Ideas as problem solving
I don't know about you, but the best ideas come to my mind when faced with a problem straight away. Problems are a great thing. They are often the trigger for us to look for new, unconventional solutions - and find them.
A lot of people seem to have good ideas in the shower. There are special, waterproof notepads for this. Or in bed. Like the star photographer Russel James, who never rests next to him without a pen and paper - so that he can write down what he had in his dream at three o'clock in the morning. There are ideas factories like the Magdeburg company Zephram, which leaves the beaten path by changing its perspective and thus delivers raw ideas - for customers such as BMW or Microsoft, among others. In Company is the idea management, also known as the company suggestion scheme, in which companies collect and sometimes even implement suggestions for improvement. And there are lots of creativity techniques such as brainstorming, mind mapping, six-hat thinking or the 635 method - just go ahead Best of HR – Berufebilder.de® look for “creativity” or “ideas”.
Find inspiration - but where?
But where do you find inspiration? Concretely? Paint without circles, put on hats, etc. Good, visualization may help with brainstorming. But the trigger is usually that I'm looking for a solution to a very special topic. And then think about it. Not only to toss your thoughts back and forth in your head for hours. The motto is rather: just start. Trial and error, so to speak.
For example when writing texts. I don't understand how people used to get along without computers: when I'm working on a text, it's best to just get started. And afterwards to change, work out details, deepen, shorten. Usually I come up with tons of new ideas. And: This is only possible on the computer because it quickly becomes confusing on paper. Seen in this way, also a form of visualization. But a very specific one. And one that has more to do with the seemingly old-fashioned company suggestion scheme, because that too is usually about solving very specific problems.
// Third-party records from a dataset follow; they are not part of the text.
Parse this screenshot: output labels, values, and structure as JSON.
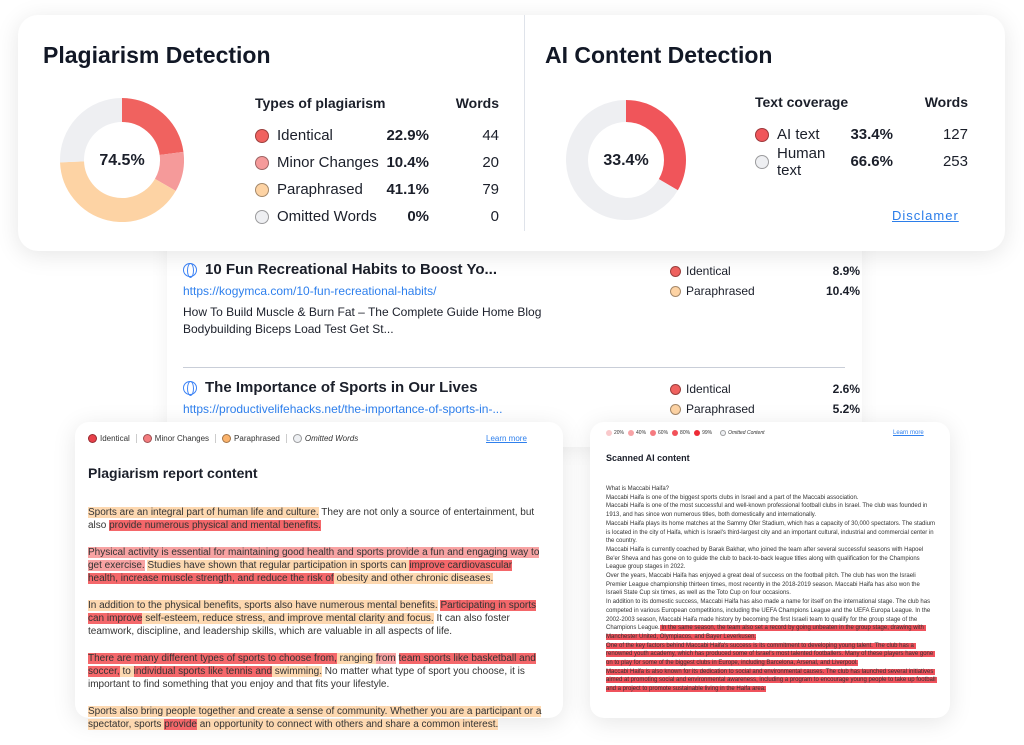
{
  "plagiarism": {
    "title": "Plagiarism Detection",
    "score": "74.5%",
    "col_type": "Types of plagiarism",
    "col_words": "Words",
    "rows": [
      {
        "label": "Identical",
        "pct": "22.9%",
        "words": "44",
        "value": 22.9,
        "color": "#f0625f"
      },
      {
        "label": "Minor Changes",
        "pct": "10.4%",
        "words": "20",
        "value": 10.4,
        "color": "#f59a9a"
      },
      {
        "label": "Paraphrased",
        "pct": "41.1%",
        "words": "79",
        "value": 41.1,
        "color": "#fdd3a4"
      },
      {
        "label": "Omitted Words",
        "pct": "0%",
        "words": "0",
        "value": 0,
        "color": "#eeeff2"
      }
    ]
  },
  "ai": {
    "title": "AI Content Detection",
    "score": "33.4%",
    "col_type": "Text coverage",
    "col_words": "Words",
    "rows": [
      {
        "label": "AI text",
        "pct": "33.4%",
        "words": "127",
        "value": 33.4,
        "color": "#f0555a"
      },
      {
        "label": "Human text",
        "pct": "66.6%",
        "words": "253",
        "value": 66.6,
        "color": "#eeeff2"
      }
    ],
    "disclaimer": "Disclamer"
  },
  "sources": [
    {
      "title": "10 Fun Recreational Habits to Boost Yo...",
      "url": "https://kogymca.com/10-fun-recreational-habits/",
      "desc": "How To Build Muscle & Burn Fat – The Complete Guide Home Blog Bodybuilding Biceps Load Test Get St...",
      "stats": [
        {
          "label": "Identical",
          "pct": "8.9%"
        },
        {
          "label": "Paraphrased",
          "pct": "10.4%"
        }
      ]
    },
    {
      "title": "The Importance of Sports in Our Lives",
      "url": "https://productivelifehacks.net/the-importance-of-sports-in-...",
      "desc": "",
      "stats": [
        {
          "label": "Identical",
          "pct": "2.6%"
        },
        {
          "label": "Paraphrased",
          "pct": "5.2%"
        }
      ]
    }
  ],
  "report": {
    "legend": [
      "Identical",
      "Minor Changes",
      "Paraphrased",
      "Omitted Words"
    ],
    "learn_more": "Learn more",
    "title": "Plagiarism report content",
    "paragraphs": [
      [
        {
          "t": "Sports are an integral part of human life and culture.",
          "c": "paraphrased"
        },
        {
          "t": " They are not only a source of entertainment, but also ",
          "c": ""
        },
        {
          "t": "provide numerous physical and mental benefits.",
          "c": "identical"
        }
      ],
      [
        {
          "t": "Physical activity is essential for maintaining good health and sports provide a fun and engaging way to get exercise.",
          "c": "minor"
        },
        {
          "t": " ",
          "c": ""
        },
        {
          "t": "Studies have shown that regular participation in sports can ",
          "c": "paraphrased"
        },
        {
          "t": "improve cardiovascular health, increase muscle strength, and reduce the risk of",
          "c": "identical"
        },
        {
          "t": " obesity and other chronic diseases.",
          "c": "paraphrased"
        }
      ],
      [
        {
          "t": "In addition to the physical benefits, sports also have numerous mental benefits.",
          "c": "paraphrased"
        },
        {
          "t": " ",
          "c": ""
        },
        {
          "t": "Participating in sports can improve",
          "c": "identical"
        },
        {
          "t": " self-esteem, reduce stress, and improve mental clarity and focus.",
          "c": "paraphrased"
        },
        {
          "t": " It can also foster teamwork, discipline, and leadership skills, which are valuable in all aspects of life.",
          "c": ""
        }
      ],
      [
        {
          "t": "There are many different types of sports to choose from,",
          "c": "identical"
        },
        {
          "t": " ranging ",
          "c": "paraphrased"
        },
        {
          "t": "from",
          "c": "minor"
        },
        {
          "t": " ",
          "c": ""
        },
        {
          "t": "team sports like basketball and soccer,",
          "c": "identical"
        },
        {
          "t": " to ",
          "c": "paraphrased"
        },
        {
          "t": "individual sports like tennis and",
          "c": "identical"
        },
        {
          "t": " swimming.",
          "c": "paraphrased"
        },
        {
          "t": " No matter what type of sport you choose, it is important to find something that you enjoy and that fits your lifestyle.",
          "c": ""
        }
      ],
      [
        {
          "t": "Sports also bring people together and create a sense of community. Whether you are a participant or a spectator, sports ",
          "c": "paraphrased"
        },
        {
          "t": "provide",
          "c": "identical"
        },
        {
          "t": " an opportunity to connect with others and share a common interest.",
          "c": "paraphrased"
        }
      ]
    ]
  },
  "scanned": {
    "legend": [
      "20%",
      "40%",
      "60%",
      "80%",
      "99%",
      "Omitted Content"
    ],
    "learn_more": "Learn more",
    "title": "Scanned AI content",
    "segments": [
      {
        "t": "What is Maccabi Haifa?\nMaccabi Haifa is one of the biggest sports clubs in Israel and a part of the Maccabi association.\nMaccabi Haifa is one of the most successful and well-known professional football clubs in Israel. The club was founded in 1913, and has since won numerous titles, both domestically and internationally.\nMaccabi Haifa plays its home matches at the Sammy Ofer Stadium, which has a capacity of 30,000 spectators. The stadium is located in the city of Haifa, which is Israel's third-largest city and an important cultural, industrial and commercial center in the country.\nMaccabi Haifa is currently coached by Barak Bakhar, who joined the team after several successful seasons with Hapoel Be'er Sheva and has gone on to guide the club to back-to-back league titles along with qualification for the Champions League group stages in 2022.\nOver the years, Maccabi Haifa has enjoyed a great deal of success on the football pitch. The club has won the Israeli Premier League championship thirteen times, most recently in the 2018-2019 season. Maccabi Haifa has also won the Israeli State Cup six times, as well as the Toto Cup on four occasions.\nIn addition to its domestic success, Maccabi Haifa has also made a name for itself on the international stage. The club has competed in various European competitions, including the UEFA Champions League and the UEFA Europa League. In the 2002-2003 season, Maccabi Haifa made history by becoming the first Israeli team to qualify for the group stage of the Champions League.",
        "c": ""
      },
      {
        "t": " In the same season, the team also set a record by going unbeaten in the group stage, drawing with Manchester United, Olympiacos, and Bayer Leverkusen.\nOne of the key factors behind Maccabi Haifa's success is its commitment to developing young talent. The club has a renowned youth academy, which has produced some of Israel's most talented footballers. Many of these players have gone on to play for some of the biggest clubs in Europe, including Barcelona, Arsenal, and Liverpool.\nMaccabi Haifa is also known for its dedication to social and environmental causes. The club has launched several initiatives aimed at promoting social and environmental awareness, including a program to encourage young people to take up football and a project to promote sustainable living in the Haifa area.",
        "c": "ai"
      }
    ]
  }
}
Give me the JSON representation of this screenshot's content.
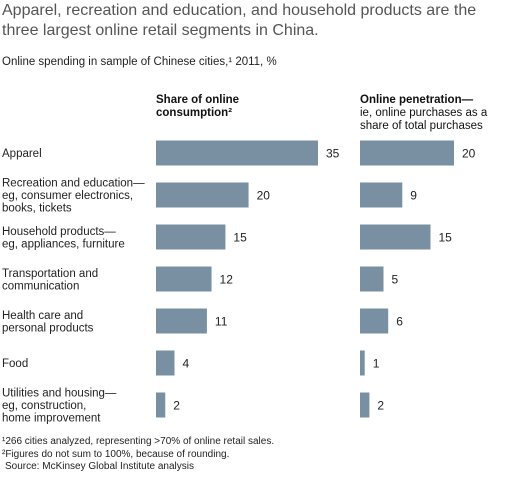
{
  "title": "Apparel, recreation and education, and household products are the three largest online retail segments in China.",
  "subtitle": "Online spending in sample of Chinese cities,¹ 2011, %",
  "columns": {
    "share": {
      "heading": "Share of online consumption²"
    },
    "penetration": {
      "heading": "Online penetration—",
      "subheading": "ie, online purchases as a share of total purchases"
    }
  },
  "colors": {
    "bar": "#7990a2",
    "text": "#222222",
    "title": "#555555"
  },
  "chart_data": {
    "type": "bar",
    "orientation": "horizontal",
    "categories": [
      [
        "Apparel"
      ],
      [
        "Recreation and education—",
        "eg, consumer electronics,",
        "books, tickets"
      ],
      [
        "Household products—",
        "eg, appliances, furniture"
      ],
      [
        "Transportation and",
        "communication"
      ],
      [
        "Health care and",
        "personal products"
      ],
      [
        "Food"
      ],
      [
        "Utilities and housing—",
        "eg, construction,",
        "home improvement"
      ]
    ],
    "series": [
      {
        "name": "Share of online consumption²",
        "values": [
          35,
          20,
          15,
          12,
          11,
          4,
          2
        ]
      },
      {
        "name": "Online penetration—ie, online purchases as a share of total purchases",
        "values": [
          20,
          9,
          15,
          5,
          6,
          1,
          2
        ]
      }
    ],
    "grid": false,
    "legend": "none"
  },
  "footnotes": [
    "¹266 cities analyzed, representing >70% of online retail sales.",
    "²Figures do not sum to 100%, because of rounding.",
    "Source: McKinsey Global Institute analysis"
  ]
}
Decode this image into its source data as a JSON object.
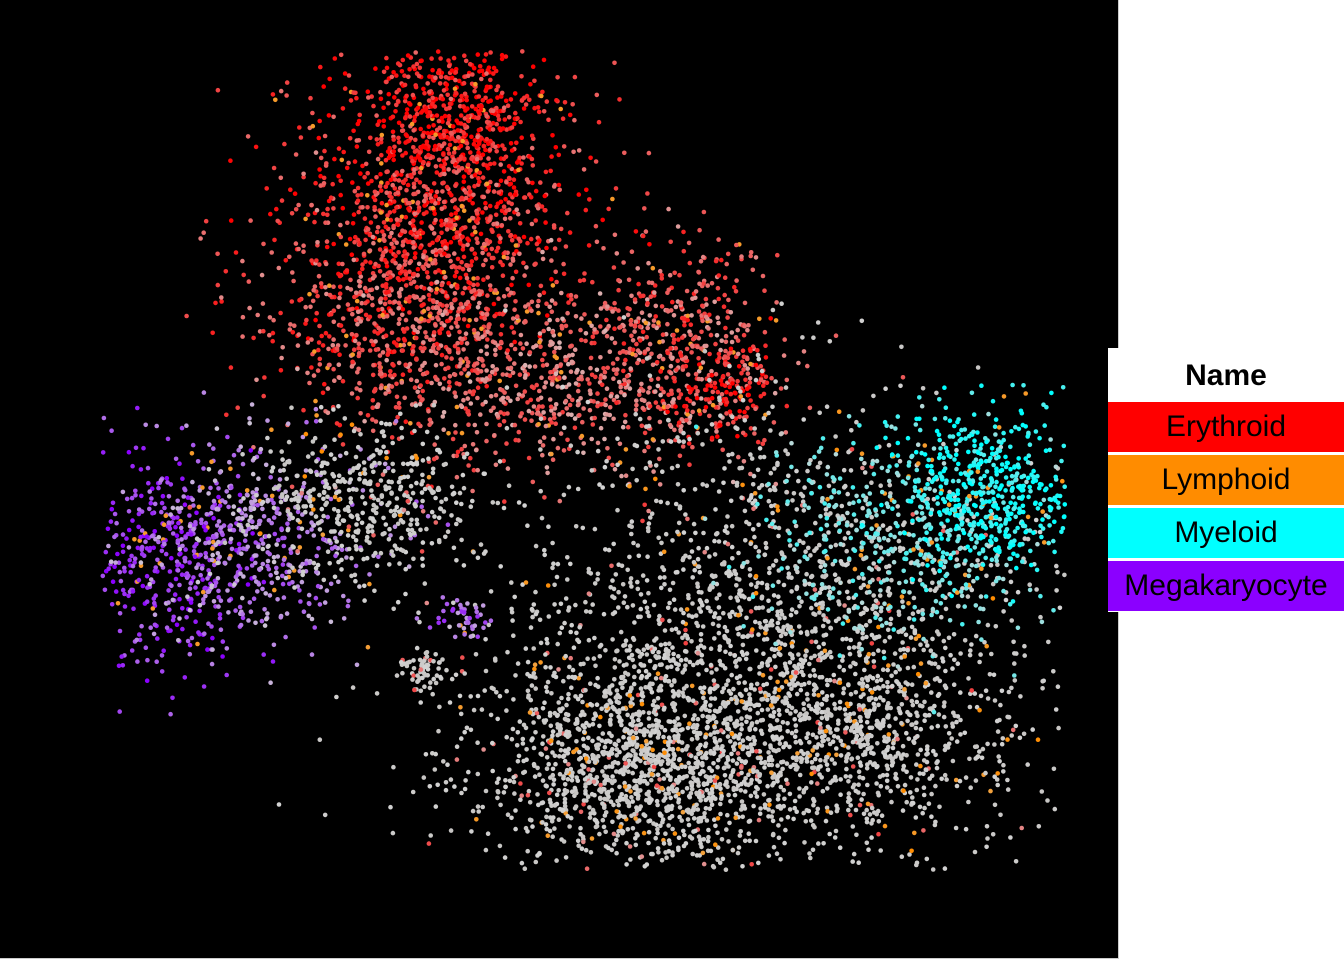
{
  "chart_data": {
    "type": "scatter",
    "title": "",
    "xlabel": "",
    "ylabel": "",
    "background": "#000000",
    "point_neutral_color": "#d3d3d3",
    "legend": {
      "title": "Name",
      "placement": "right",
      "entries": [
        {
          "label": "Erythroid",
          "color": "#ff0000"
        },
        {
          "label": "Lymphoid",
          "color": "#ff8c00"
        },
        {
          "label": "Myeloid",
          "color": "#00ffff"
        },
        {
          "label": "Megakaryocyte",
          "color": "#8b00ff"
        }
      ]
    },
    "series": [
      {
        "name": "Erythroid",
        "color": "#ff0000"
      },
      {
        "name": "Lymphoid",
        "color": "#ff8c00"
      },
      {
        "name": "Myeloid",
        "color": "#00ffff"
      },
      {
        "name": "Megakaryocyte",
        "color": "#8b00ff"
      }
    ]
  }
}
Many business ideas have emerged in this way
Many ingenious business ideas arose in this way: The search engine giant Google, for example, because Harvard student Sergej Brin wanted to download the entire Internet for a structural analysis project. Or Facebookbecause Zuckerberg actually wanted to get to know girls. Google has even made “get started” a corporate principle and has new products tested regularly and with great success in the beta phase by the community.
Another idea to get started: the agloves, gloves for touch screens. The idea came to Jean Spencer, who I met at IFA in early September, during a snow storm in Washington DC. She wanted a look at hers eMailThrow s on her iPhone - but she couldn't do that with her gloves on. And she had only one choice: Either quickly get rid of the warming overcoats - or lose all messages. But Jean thought: If people are able to invent iPhones, then there has to be a way to use them with gloves on. And together with her mother Jennifer Spencer, she began to test different materials - even though the two had no experience in the textile industry. Today, a good 70.000 gloves sold later, they are the official supplier of the American national ski team.
Nothing ventured nothing gained!
And also the five Latvians who recently opened the first coworking space in their capital Riga: Coworking is now a widespread phenomenon in Europe. The Latvians, however, are also very pragmatic and thrifty, as co-founder Marcis Rubenis tells me: "Many people think the idea is good, but nobody pays 200 euros or more a month for a job here." Rubenis therefore visited coworking spaces all over Europe and was looking for an idea to make their desks available to people as cheaply as possible. Finally he found the solution: “We go where the people, the people are already working. for example in a café with a bookstore. People then pay a few euros to get better service and to be able to work, ”explains Rubenis. The result is a significantly cheaper job for 9 euros a week or 30 euros a month, which almost everyone can afford.
Such ideas have one thing in common: You just have to get started. This is exactly what is often a problem in Germany, as a study shows - especially with regard to business ideas. The Global Entrepreneurship Monitor, a study that annually examines the conditions for business start-ups in 42 countries around the world, recorded for 2009 that only 22 percent of the 18 to 24-year-olds surveyed actually took advantage of good business opportunities. A full 37 percent, on the other hand, are afraid of failure - and therefore prefer to leave it alone. So nothing with trial and error? How do you find your best ideas?